Withholding Taxes on Outgoing Dividends

Under the EU parent/subsidiary directive dividends paid by Dutch subsidiaries to EU parent corporations are exempt from Dutch withholding taxes provided the EU parent corporation has held 10% (15% prior to 2009) of the shares in the Dutch subsidiary for at least 12 months. Where a foreign parent is not covered by the EU parent/subsidiary directive the terms of a double taxation treaty will often substantially reduce the amount of withholding taxes deducted on the outgoing remittance. Dutch holding companies can rely on an extensive network of double taxation treaties.The Netherlands has over 100 tax treaties in place. The greater a country's network of double taxation treaties the greater its leverage to reduce withholding taxes on outgoing dividends. An elaborate network of double taxation treaties is thus a key factor in the ability of a territory to develop as an attractive holding company jurisdiction. Holland has taxation treaties with its metropolitan offshore territories, Netherlands Antilles and Aruba, under which outgoing dividends are subject to withholding tax of 5% under certain circumstances. It is rare for high-tax countries to have such arrangements with offshore territories.

The Dutch holding company regime allows a tax deduction of expenses, including interest on acquisition loans. This means that the Dutch holding company is able to receive tax free dividends and capital gains originating from its subsidiaries, and at the same time is allowed to deduct expenses, including interest on loans.The interest deduction is subject to limitations, but in essence the regime offers the possibility to create tax losses which can be offset against other sources of income.
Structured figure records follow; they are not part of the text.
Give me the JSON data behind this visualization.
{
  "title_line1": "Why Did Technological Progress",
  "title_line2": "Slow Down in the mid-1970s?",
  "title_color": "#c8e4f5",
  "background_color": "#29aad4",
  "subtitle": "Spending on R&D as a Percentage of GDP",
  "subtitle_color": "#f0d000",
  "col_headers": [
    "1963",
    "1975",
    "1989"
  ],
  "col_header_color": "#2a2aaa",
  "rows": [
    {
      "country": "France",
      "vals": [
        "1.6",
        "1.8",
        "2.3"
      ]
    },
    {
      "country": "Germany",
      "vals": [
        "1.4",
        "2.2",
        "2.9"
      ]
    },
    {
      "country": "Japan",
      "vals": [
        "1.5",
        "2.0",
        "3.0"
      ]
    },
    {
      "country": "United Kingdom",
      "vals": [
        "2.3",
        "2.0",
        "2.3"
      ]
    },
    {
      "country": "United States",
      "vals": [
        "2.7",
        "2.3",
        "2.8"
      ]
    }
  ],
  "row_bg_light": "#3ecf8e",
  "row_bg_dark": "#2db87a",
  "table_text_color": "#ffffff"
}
The ultimate effect can be that at the Dutch level effectively very little or no tax at all is due on taxable sources of income, such as interest, royalties and service fee income. Limitations apply to the carry forward or carry back of tax losses by holding/financing companies. In essence, the tax losses which originate from a year in which the main activity of the company is the holding of shares or group financing activities may only be carried back or carried forward to tax years in which the company had or has similar activities. Both the nature of the activities and the volume of the activities (balance sheet ratios) are relevant.

Also, a general thin capitalization provision applies to interest (and other funding) expenses originating from qualifying intra-group loans. The maximum debt-equity ratio is 3:1; there are special rules for calculating the debt-equity ratio.